The winner of a Montgomery County Drug-Free Coalition poster and poetry contest will have the option of selecting a $2,000 scholarship to Wright State, thanks in part to the work of two instructors in the university’s College of Education and Human Services.
Calvin Cusack, a student at Carroll High School, is the contest’s grand prize winner for his poem “Save Our Community.” He will receive a $100 cash prize and his choice of college scholarship awards (subject to acceptance and enrollment) to Wright State University ($2,000), Sinclair Community College (9 credit hours) or the University of Dayton ($5,000).
Fairmont High School student April King, who won of the 2015 Drug Abuse Prevention Poster Contest, plans to attend Wright State.
The 2016 poster and poetry contest was sponsored by the Montgomery County Drug-Free Coalition. Ryan Taylor, internship and community engagement coordinator in the College of Education and Human Services, and Mary Huber, assistant professor in the Department of Human Services, are members of the coalition. They have actively worked to decrease heroin use and increase awareness and education on drug use in the community.
The contest was open to all Montgomery County students in grades six through 12. Entries were organized into divisions for students in grades six through 8 and grades nine through 12.

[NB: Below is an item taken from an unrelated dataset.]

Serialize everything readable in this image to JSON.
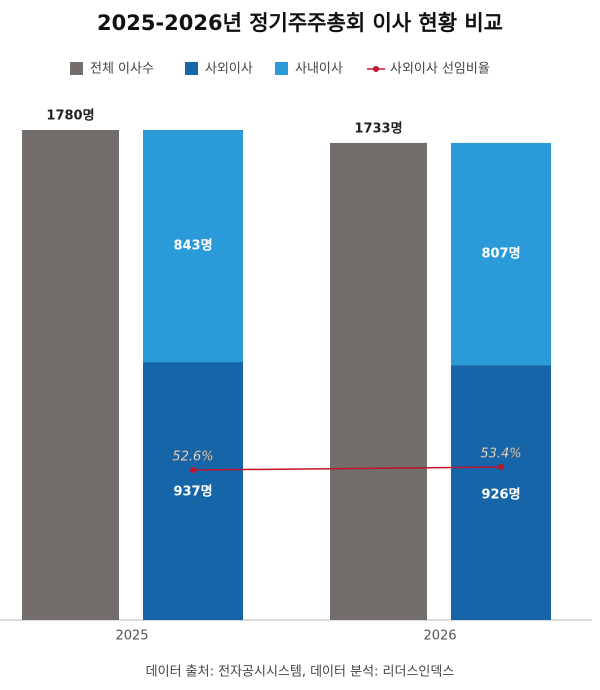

Runners-up in the poster category were Abigail Kerestes from Wayne High School, Natalie Davis from Chaminade Julienne High School, Makayla Citrigno from Kettering Middle School and Kayla Wortham from Meadowdale PreK-8 School. Runners-up in the poetry category were Lauren Sears from Carroll High School, Chris Guptil from Carroll High and Savignon West from the Dayton Leadership Academy.
Contest participants were honored March 9 during a program at K12 Gallery & TEJAS.
Entries were required to increase public awareness of the harmful effects of heroin, opiates and illegal prescription drugs.
Organizers hope the contest will encourage discussion both in the classroom and in the home, Taylor said. It’s also an example of how Wright State plays an active role in the community and in local public schools, she said.
Faculty, staff and students in the College of Education and Human Services understand the effect drugs can have on families and the community, Taylor said.
“Not only are we teacher educators impacting students on that personal level, but we’re also mental health counselors, rehabilitation counselors, chemical dependency counselors. The whole person is what we are aiming to impact and improve the overall quality of life in Montgomery County and further,” she said.